The Toll of Uncompensated Tasks
Uncompensated tasks are a fact of life in any business, and physicians know that. Still, as much as doctors don’t like administrative work, they really don’t like bill collecting, which means that task falls to others in the practice—often requiring a dedicated staff member if past-due accounts climb—and added staff equals more payroll. This is happening more as higher patient co-pays and deductibles are part of the post-Affordable Care Act landscape, thanks to Bronze, or lowest-premium plans, that can be purchased on the exchanges or are provided by employers, that offer comprehensive care but come with individual deductibles that can top $6,000 per year alongside family plans that can top out at more than $13,000 per year. According to a National Public Radio report in 2014, higher-deductible plans played a role in a 14 percent rise in bad debt between 2008 and 2014 for multispecialty groups. Hospitals aren’t immune either; a J.P. Morgan report from that same time period said that bad debt from insured patients was growing 30 percent annually for some providers.
Many healthcare analysts will argue that the overall savings afforded by deductible-free preventative care and wellness visits, such as immunizations and annual physicals, offset those up-front costs because patients are seeing their doctors more frequently and thus are taking better care of themselves. That may be true, and could even be helping overall practice or clinic revenue, but those entities are still left with more outstanding accounts than they may have seen when more insurance plans were built around flat copays and lower deductibles alongside preexisting condition and other exclusions.
Can Tech Help Ease the Back-Office Burden?
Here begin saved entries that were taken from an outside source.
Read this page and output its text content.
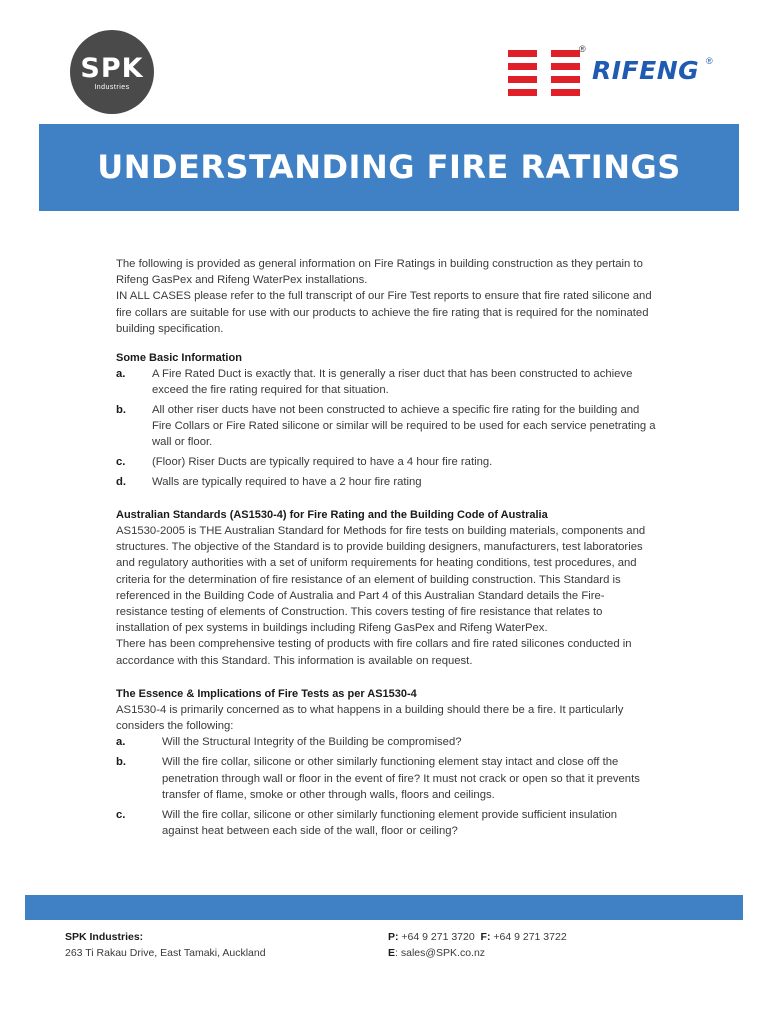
SPK
Industries
®
RIFENG ®
UNDERSTANDING FIRE RATINGS

The following is provided as general information on Fire Ratings in building construction as they pertain to Rifeng GasPex and Rifeng WaterPex installations.

IN ALL CASES please refer to the full transcript of our Fire Test reports to ensure that fire rated silicone and fire collars are suitable for use with our products to achieve the fire rating that is required for the nominated building specification.

Some Basic Information
a.	A Fire Rated Duct is exactly that. It is generally a riser duct that has been constructed to achieve exceed the fire rating required for that situation.
b.	All other riser ducts have not been constructed to achieve a specific fire rating for the building and Fire Collars or Fire Rated silicone or similar will be required to be used for each service penetrating a wall or floor.
c.	(Floor) Riser Ducts are typically required to have a 4 hour fire rating.
d.	Walls are typically required to have a 2 hour fire rating
Australian Standards (AS1530-4) for Fire Rating and the Building Code of Australia

AS1530-2005 is THE Australian Standard for Methods for fire tests on building materials, components and structures. The objective of the Standard is to provide building designers, manufacturers, test laboratories and regulatory authorities with a set of uniform requirements for heating conditions, test procedures, and criteria for the determination of fire resistance of an element of building construction. This Standard is referenced in the Building Code of Australia and Part 4 of this Australian Standard details the Fire-resistance testing of elements of Construction. This covers testing of fire resistance that relates to installation of pex systems in buildings including Rifeng GasPex and Rifeng WaterPex.

There has been comprehensive testing of products with fire collars and fire rated silicones conducted in accordance with this Standard. This information is available on request.

The Essence & Implications of Fire Tests as per AS1530-4

AS1530-4 is primarily concerned as to what happens in a building should there be a fire. It particularly considers the following:

a.	Will the Structural Integrity of the Building be compromised?
b.	Will the fire collar, silicone or other similarly functioning element stay intact and close off the penetration through wall or floor in the event of fire? It must not crack or open so that it prevents transfer of flame, smoke or other through walls, floors and ceilings.
c.	Will the fire collar, silicone or other similarly functioning element provide sufficient insulation against heat between each side of the wall, floor or ceiling?
SPK Industries:
263 Ti Rakau Drive, East Tamaki, Auckland
P: +64 9 271 3720 F: +64 9 271 3722
E: sales@SPK.co.nz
Bad debt and paperwork aren’t going to go away, so it falls to self-run physician groups and clinics to find their own solutions. Many are doing just that by exploring what the latest technology has to offer, especially around streamlining administrative processes. For example, software packages for more thorough physician credentialing are helping cut down on denials and slow-pay issues from insurers. Practices and groups also are paying more attention to compliance and making sure that they are following the latest rules, directives, and regulations, whether from the Centers for Medicare & Medicaid Services or a commercial payer.
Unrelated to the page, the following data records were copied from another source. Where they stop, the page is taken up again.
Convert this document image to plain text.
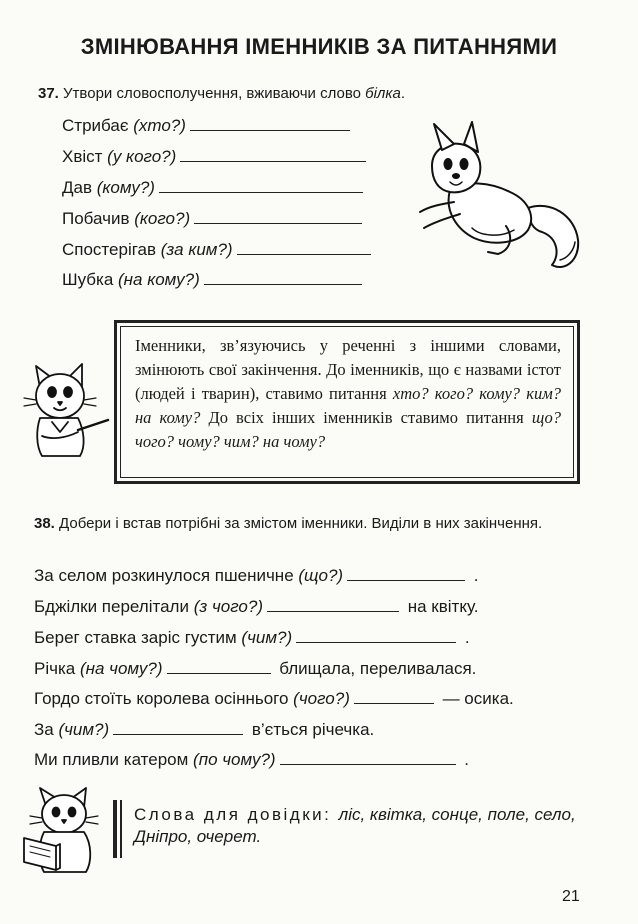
ЗМІНЮВАННЯ ІМЕННИКІВ ЗА ПИТАННЯМИ
37. Утвори словосполучення, вживаючи слово білка.
Стрибає (хто?)
Хвіст (у кого?)
Дав (кому?)
Побачив (кого?)
Спостерігав (за ким?)
Шубка (на кому?)
Іменники, зв’язуючись у реченні з іншими словами, змінюють свої закінчення. До іменників, що є назвами істот (людей і тварин), ставимо питання хто? кого? кому? ким? на кому? До всіх інших іменників ставимо питання що? чого? чому? чим? на чому?
38. Добери і встав потрібні за змістом іменники. Виділи в них закінчення.
За селом розкинулося пшеничне (що?)	.
Бджілки перелітали (з чого?)	на квітку.
Берег ставка заріс густим (чим?)	.
Річка (на чому?)	блищала, переливалася.
Гордо стоїть королева осіннього (чого?)	— осика.
За (чим?)	в’ється річечка.
Ми пливли катером (по чому?)	.
Слова для довідки: ліс, квітка, сонце, поле, село, Дніпро, очерет.
21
On the financial front, enhanced automated systems for payments can quickly verity insurance eligibility as well as confirm care authorizations and inform the practice of co-pay and deductible levels so the patient can sign off on those, and provide at least some up-front payment, before the care process begins.
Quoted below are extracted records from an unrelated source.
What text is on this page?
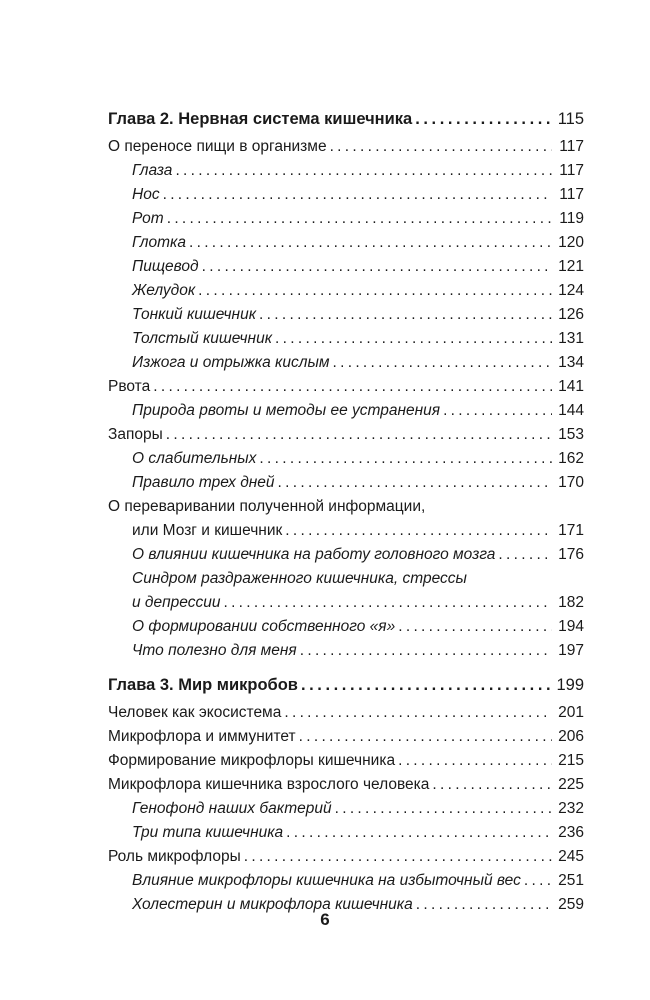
Глава 2. Нервная система кишечника . . .	115
О переносе пищи в организме . . .	117
Глаза . . .	117
Нос . . .	117
Рот . . .	119
Глотка . . .	120
Пищевод . . .	121
Желудок . . .	124
Тонкий кишечник . . .	126
Толстый кишечник . . .	131
Изжога и отрыжка кислым . . .	134
Рвота . . .	141
Природа рвоты и методы ее устранения . . .	144
Запоры . . .	153
О слабительных . . .	162
Правило трех дней . . .	170
О переваривании полученной информации,
или Мозг и кишечник . . .	171
О влиянии кишечника на работу головного мозга . . .	176
Синдром раздраженного кишечника, стрессы
и депрессии . . .	182
О формировании собственного «я» . . .	194
Что полезно для меня . . .	197
Глава 3. Мир микробов . . .	199
Человек как экосистема . . .	201
Микрофлора и иммунитет . . .	206
Формирование микрофлоры кишечника . . .	215
Микрофлора кишечника взрослого человека . . .	225
Генофонд наших бактерий . . .	232
Три типа кишечника . . .	236
Роль микрофлоры . . .	245
Влияние микрофлоры кишечника на избыточный вес . . . 251
Холестерин и микрофлора кишечника . . .	259
6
That insistence on up-front payment can be softened by more patient-friendly billing statements as well as continual communication with patients by way of education and counseling around the cost associated with healthcare. Many practices and clinics have also added a pharmaceutical component to this challenge, helping patients with financial burdens to access necessary medications. Such efforts can result in a far more relaxed interaction between patients and care providers, something that will be important as HCAHPS assessments and scoring continue to move out of the hospital setting and into freestanding ERs, clinics and practices. As with hospitals, those scores will dramatically affect CMS reimbursement, and thus the practice or clinic bottom line.